14 MANAGEMENT ACCOUNTS
14.1 SARC members noted the Management Accounts to end February 2014. Richard Stewart gave a verbal update on the emerging year-end position, including likely underspends in Secretariat General Administrative Expenditure and Office Costs Expenditure.
15 SARC ANNUAL REPORT AND SELF ASSESSMENT
15.1 SARC members were content with the draft Annual Report 2013-14 and, subject to one minor amendment, the completion of the self-assessment checklist. The SARC Chair confirmed that no reference to the Report to those charged with Governance was required in the document: as is normal practice, he informs the Assembly Commission of any significant issues contained in the Report to those charged with Governance as they arise, and there are currently no such issues.
The SARC report will be finalised for submission to the Assembly Commission in June 2014.
ACTION: DAVID JOHNSTON
16.1 Trevor Reaney advised SARC that staffing pressures in the Finance Office may have an impact on the production of the Annual Accounts.
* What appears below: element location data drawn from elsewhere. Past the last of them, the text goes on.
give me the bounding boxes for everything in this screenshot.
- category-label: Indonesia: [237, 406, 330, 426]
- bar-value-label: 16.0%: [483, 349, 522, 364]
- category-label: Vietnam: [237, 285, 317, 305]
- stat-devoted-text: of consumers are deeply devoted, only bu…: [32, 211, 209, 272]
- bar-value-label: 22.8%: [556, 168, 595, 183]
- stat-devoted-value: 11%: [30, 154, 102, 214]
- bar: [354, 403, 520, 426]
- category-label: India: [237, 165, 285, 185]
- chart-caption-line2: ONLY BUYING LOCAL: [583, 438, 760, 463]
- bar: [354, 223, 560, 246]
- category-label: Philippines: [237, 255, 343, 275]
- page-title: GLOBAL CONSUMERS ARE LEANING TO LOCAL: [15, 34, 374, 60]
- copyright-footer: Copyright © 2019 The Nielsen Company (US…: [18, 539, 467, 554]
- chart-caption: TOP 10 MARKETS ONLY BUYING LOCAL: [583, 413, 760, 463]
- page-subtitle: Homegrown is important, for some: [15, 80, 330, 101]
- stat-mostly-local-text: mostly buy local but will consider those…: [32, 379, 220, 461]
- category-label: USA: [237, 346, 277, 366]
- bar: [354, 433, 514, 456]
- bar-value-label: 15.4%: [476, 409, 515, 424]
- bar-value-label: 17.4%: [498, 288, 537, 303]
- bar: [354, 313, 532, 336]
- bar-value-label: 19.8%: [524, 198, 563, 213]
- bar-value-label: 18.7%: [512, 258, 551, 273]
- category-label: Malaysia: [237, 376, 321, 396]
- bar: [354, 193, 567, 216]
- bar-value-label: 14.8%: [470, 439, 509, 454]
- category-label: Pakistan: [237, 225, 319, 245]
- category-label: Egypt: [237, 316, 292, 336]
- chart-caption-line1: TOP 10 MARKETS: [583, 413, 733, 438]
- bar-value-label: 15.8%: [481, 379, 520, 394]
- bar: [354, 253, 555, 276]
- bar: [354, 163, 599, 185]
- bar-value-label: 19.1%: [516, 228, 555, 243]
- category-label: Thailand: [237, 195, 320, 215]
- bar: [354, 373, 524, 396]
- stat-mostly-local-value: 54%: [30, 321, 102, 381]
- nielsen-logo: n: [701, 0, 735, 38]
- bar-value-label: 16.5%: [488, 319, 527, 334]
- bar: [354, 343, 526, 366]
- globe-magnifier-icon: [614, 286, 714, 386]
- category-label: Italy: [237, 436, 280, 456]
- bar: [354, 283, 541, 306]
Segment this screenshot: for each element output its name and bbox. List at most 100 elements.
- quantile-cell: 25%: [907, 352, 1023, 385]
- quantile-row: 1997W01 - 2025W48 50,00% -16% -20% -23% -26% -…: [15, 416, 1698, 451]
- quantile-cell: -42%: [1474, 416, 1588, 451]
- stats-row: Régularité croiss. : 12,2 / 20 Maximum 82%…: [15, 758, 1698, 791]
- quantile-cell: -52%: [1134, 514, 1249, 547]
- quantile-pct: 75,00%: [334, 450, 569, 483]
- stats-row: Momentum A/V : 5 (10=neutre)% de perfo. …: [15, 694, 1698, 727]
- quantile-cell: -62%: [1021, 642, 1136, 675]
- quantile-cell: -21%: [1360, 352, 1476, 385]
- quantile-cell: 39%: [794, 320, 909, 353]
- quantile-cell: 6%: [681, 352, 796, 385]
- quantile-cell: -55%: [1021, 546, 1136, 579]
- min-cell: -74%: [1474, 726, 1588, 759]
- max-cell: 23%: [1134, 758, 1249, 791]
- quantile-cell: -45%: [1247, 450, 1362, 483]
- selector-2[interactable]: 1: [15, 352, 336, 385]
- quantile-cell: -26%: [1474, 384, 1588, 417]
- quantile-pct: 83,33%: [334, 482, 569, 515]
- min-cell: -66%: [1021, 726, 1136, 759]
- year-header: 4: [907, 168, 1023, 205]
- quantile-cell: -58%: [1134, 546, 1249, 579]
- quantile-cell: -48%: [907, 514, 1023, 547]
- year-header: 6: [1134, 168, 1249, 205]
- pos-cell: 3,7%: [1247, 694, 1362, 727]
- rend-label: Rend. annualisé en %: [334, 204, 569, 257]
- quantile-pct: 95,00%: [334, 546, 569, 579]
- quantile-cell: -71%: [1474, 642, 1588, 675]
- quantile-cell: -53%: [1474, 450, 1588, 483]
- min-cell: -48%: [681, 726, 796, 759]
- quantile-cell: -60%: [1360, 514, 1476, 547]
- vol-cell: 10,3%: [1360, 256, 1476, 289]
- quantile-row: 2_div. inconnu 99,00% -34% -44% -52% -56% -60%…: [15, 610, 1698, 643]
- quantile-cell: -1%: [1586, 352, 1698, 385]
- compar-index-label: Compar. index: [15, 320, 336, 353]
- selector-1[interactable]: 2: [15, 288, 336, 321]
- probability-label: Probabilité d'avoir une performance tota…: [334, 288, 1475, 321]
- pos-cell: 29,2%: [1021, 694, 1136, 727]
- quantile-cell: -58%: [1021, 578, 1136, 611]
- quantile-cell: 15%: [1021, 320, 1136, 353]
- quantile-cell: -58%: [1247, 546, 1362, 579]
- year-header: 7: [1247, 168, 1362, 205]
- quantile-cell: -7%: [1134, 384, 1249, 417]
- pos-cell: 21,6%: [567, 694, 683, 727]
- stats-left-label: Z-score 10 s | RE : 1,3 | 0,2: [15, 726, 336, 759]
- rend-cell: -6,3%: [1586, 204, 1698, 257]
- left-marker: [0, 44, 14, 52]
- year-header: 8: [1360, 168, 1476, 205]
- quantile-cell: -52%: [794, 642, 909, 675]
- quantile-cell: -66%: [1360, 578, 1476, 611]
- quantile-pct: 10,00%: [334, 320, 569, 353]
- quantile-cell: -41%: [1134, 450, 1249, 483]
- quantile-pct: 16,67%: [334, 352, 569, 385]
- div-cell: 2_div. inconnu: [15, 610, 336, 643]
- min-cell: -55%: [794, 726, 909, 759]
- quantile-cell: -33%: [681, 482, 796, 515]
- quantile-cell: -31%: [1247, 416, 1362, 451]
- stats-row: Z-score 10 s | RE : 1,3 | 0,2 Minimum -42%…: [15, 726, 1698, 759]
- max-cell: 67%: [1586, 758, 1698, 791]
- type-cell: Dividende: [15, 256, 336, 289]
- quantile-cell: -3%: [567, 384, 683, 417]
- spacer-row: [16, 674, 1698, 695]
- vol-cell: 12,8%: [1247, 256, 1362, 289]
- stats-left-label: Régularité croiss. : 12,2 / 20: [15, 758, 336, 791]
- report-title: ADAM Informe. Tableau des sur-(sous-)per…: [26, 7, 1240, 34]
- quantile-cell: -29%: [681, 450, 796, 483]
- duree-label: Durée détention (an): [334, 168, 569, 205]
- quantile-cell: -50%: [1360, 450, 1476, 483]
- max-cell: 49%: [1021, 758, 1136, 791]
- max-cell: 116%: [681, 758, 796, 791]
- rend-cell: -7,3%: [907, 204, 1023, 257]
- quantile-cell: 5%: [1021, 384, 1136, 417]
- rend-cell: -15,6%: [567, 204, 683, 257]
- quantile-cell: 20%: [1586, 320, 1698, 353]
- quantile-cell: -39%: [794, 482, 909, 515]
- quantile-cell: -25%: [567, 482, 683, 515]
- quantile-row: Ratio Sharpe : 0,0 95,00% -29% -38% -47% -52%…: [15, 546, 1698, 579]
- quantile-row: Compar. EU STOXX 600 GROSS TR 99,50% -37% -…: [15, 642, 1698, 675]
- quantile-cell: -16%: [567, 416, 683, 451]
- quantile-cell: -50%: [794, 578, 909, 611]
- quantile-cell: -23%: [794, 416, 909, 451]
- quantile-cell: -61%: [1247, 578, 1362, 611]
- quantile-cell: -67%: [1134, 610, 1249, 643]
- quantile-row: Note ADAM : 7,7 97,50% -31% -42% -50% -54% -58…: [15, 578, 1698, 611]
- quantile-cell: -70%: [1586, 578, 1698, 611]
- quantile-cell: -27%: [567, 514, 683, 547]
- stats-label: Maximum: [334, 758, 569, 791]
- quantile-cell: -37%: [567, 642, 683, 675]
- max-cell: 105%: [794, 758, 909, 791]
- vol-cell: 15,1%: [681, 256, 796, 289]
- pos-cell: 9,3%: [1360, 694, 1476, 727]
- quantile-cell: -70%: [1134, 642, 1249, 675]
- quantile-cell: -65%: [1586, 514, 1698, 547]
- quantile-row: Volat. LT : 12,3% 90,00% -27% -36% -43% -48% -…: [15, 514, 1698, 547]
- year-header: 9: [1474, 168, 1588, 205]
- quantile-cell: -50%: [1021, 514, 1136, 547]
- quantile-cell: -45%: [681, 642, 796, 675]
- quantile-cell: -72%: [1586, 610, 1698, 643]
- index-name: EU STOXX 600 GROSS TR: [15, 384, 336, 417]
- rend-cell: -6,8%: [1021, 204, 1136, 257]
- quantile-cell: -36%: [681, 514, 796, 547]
However, at present, the Accounts preparation was on schedule.
16.2 SARC members requested that an analysis of the Audit and Risk Assurance Committee Handbook (NI), issued on 18 March 2014, be carried out to ascertain SARC’s level of compliance.
ACTION: DAVID JOHNSTON / HUGH WIDDIS
17 DATE OF NEXT MEETING
17.1 SARC will next meet on Tuesday 20 May 2014 at 4.00pm in Room 106, Parliament Buildings to consider the draft Annual Accounts 2013-14.